Appligent Labs

PDF Object Types

Written by Mark Gavin | Apr 2, 2013 4:00:00 AM

by Mark Gavin

A PDF file contains eight (8) types of objects called “CosObjects”.  These are the core building blocks which make up the body of a PDF file.

Objects can be either direct or indirect.

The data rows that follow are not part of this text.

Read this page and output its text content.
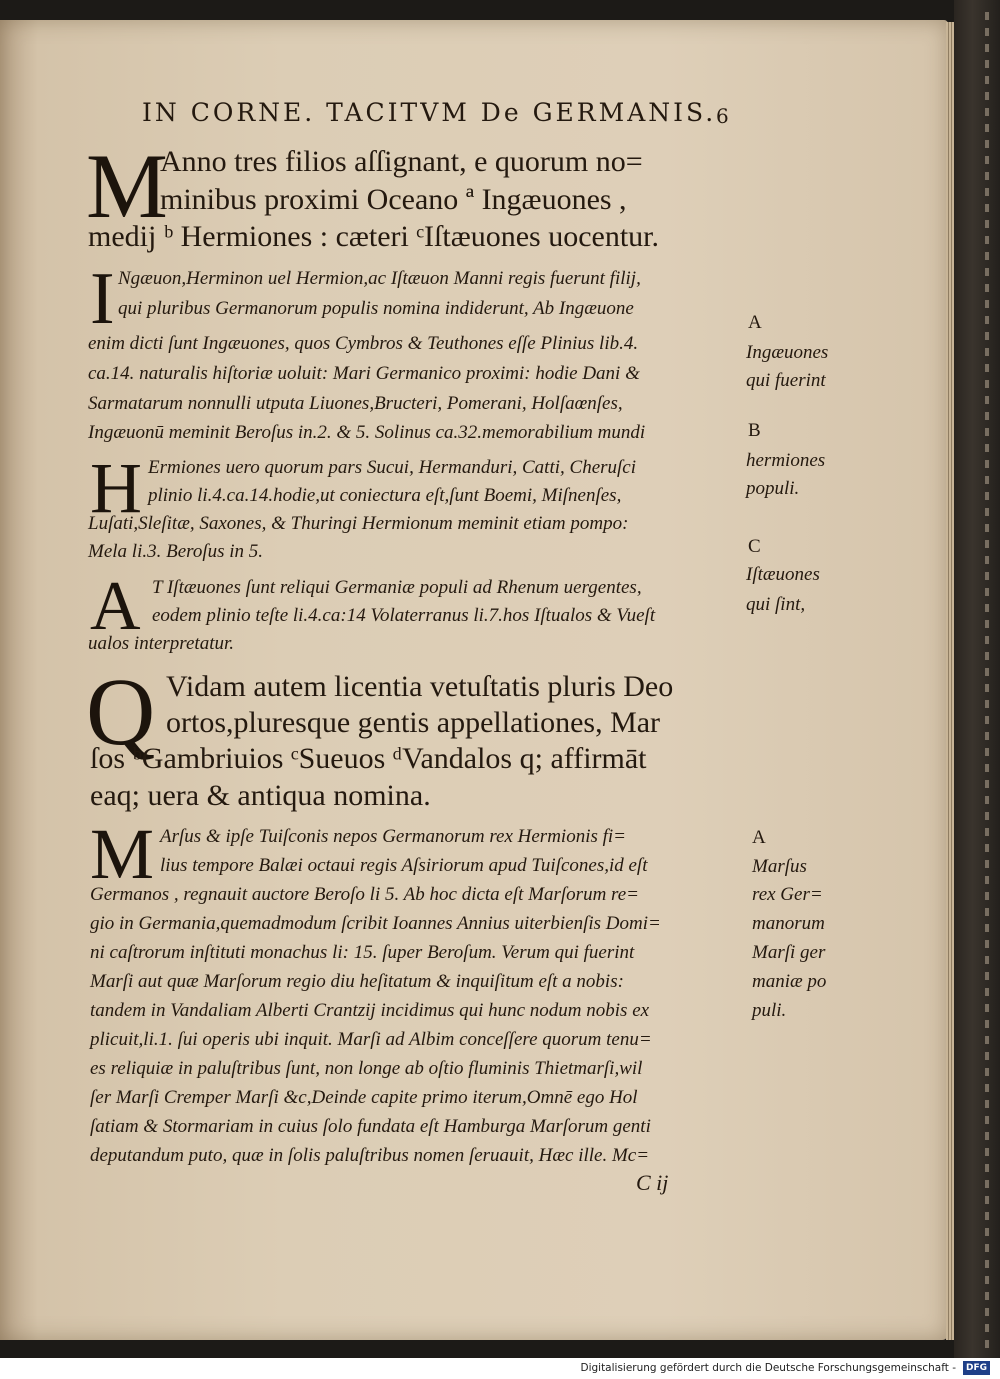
IN CORNE. TACITVM De GERMANIS. 6
M
Anno tres filios aſſignant, e quorum no=
minibus proximi Oceano ª Ingæuones ,
medij ᵇ Hermiones : cæteri ᶜIſtæuones uocentur.
I Ngæuon,Herminon uel Hermion,ac Iſtæuon Manni regis fuerunt filij,
qui pluribus Germanorum populis nomina indiderunt, Ab Ingæuone
enim dicti ſunt Ingæuones, quos Cymbros & Teuthones eſſe Plinius lib.4.
ca.14. naturalis hiſtoriæ uoluit: Mari Germanico proximi: hodie Dani &
Sarmatarum nonnulli utputa Liuones,Bructeri, Pomerani, Holſaœnſes,
Ingæuonū meminit Beroſus in.2. & 5. Solinus ca.32.memorabilium mundi
H Ermiones uero quorum pars Sucui, Hermanduri, Catti, Cheruſci
plinio li.4.ca.14.hodie,ut coniectura eſt,ſunt Boemi, Miſnenſes,
Luſati,Sleſitæ, Saxones, & Thuringi Hermionum meminit etiam pompo:
Mela li.3. Beroſus in 5.
A T Iſtæuones ſunt reliqui Germaniæ populi ad Rhenum uergentes,
eodem plinio teſte li.4.ca:14 Volaterranus li.7.hos Iſtualos & Vueſt
ualos interpretatur.
Q Vidam autem licentia vetuſtatis pluris Deo
ortos,pluresque gentis appellationes, Mar
ſos ᵇGambriuios ᶜSueuos ᵈVandalos q; affirmāt
eaq; uera & antiqua nomina.
M Arſus & ipſe Tuiſconis nepos Germanorum rex Hermionis fi=
lius tempore Balæi octaui regis Aſsiriorum apud Tuiſcones,id eſt
Germanos , regnauit auctore Beroſo li 5. Ab hoc dicta eſt Marſorum re=
gio in Germania,quemadmodum ſcribit Ioannes Annius uiterbienſis Domi=
ni caſtrorum inſtituti monachus li: 15. ſuper Beroſum. Verum qui fuerint
Marſi aut quæ Marſorum regio diu heſitatum & inquiſitum eſt a nobis:
tandem in Vandaliam Alberti Crantzij incidimus qui hunc nodum nobis ex
plicuit,li.1. ſui operis ubi inquit. Marſi ad Albim conceſſere quorum tenu=
es reliquiæ in paluſtribus ſunt, non longe ab oſtio fluminis Thietmarſi,wil
ſer Marſi Cremper Marſi &c,Deinde capite primo iterum,Omnē ego Hol
ſatiam & Stormariam in cuius ſolo fundata eſt Hamburga Marſorum genti
deputandum puto, quæ in ſolis paluſtribus nomen ſeruauit, Hæc ille. Mc=
C ij
A
Ingæuones
qui fuerint
B
hermiones
populi.
C
Iſtæuones
qui ſint,
A
Marſus
rex Ger=
manorum
Marſi ger
maniæ po
puli.
Digitalisierung gefördert durch die Deutsche Forschungsgemeinschaft -	DFG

Direct objects are just “inline values”.  For example; /Filter /FlateDecode.  Here the key is Filter with a direct name value of FlateDecode.  Indirect objects have an object ID and a generation number and can be referenced by other objects within the PDF file.  For example; /Contents 2 0 R.  The key is Contents and 2 0 R is an indirect reference to a contents stream or a contents array.  Please see the PDF Hello World post for examples of how direct and indirect objects are used.

Type Description Examples
Null This really is a valid object  Null
Boolean True or False  true or false
Integer  Integers 1, 2, 3, 100, 208
Real Real Numbers 0.05, 0.25, 130.23
Name Key Names and Labels /Type, /Page,
/ThisIsName37,
/UTF8Name#007
String PDDocEncoding, UTF16BE or Hex (Testing),
<FFFE0040>,
<1C2D3F>
Array Heterogeneous Ordered Set of Objects [ 0 0 612 792 ],
[ (T) –20.5 (H) 4 (E) ]
Dictionary Key Name and Value Pairs << /Type /Page
/Author (Mark Gavin)
/Resources << /Font [ /F1 /F2 ] >>>>
Stream Data + Dictionary << /Type /XObject /Subtype /Image
/Filter /FlateDecode >>
stream …. endstream

Streams are large blocks of data which commonly holds content operators and/or images. Streams also contain a descriptive dictionary.

Indirect object references have both an object ID and a generation number.  The object ID is the index into the xref table. The generation number represents a version number for the object.

More information on PDF object types can be found in ISO-32000 Section 7.3.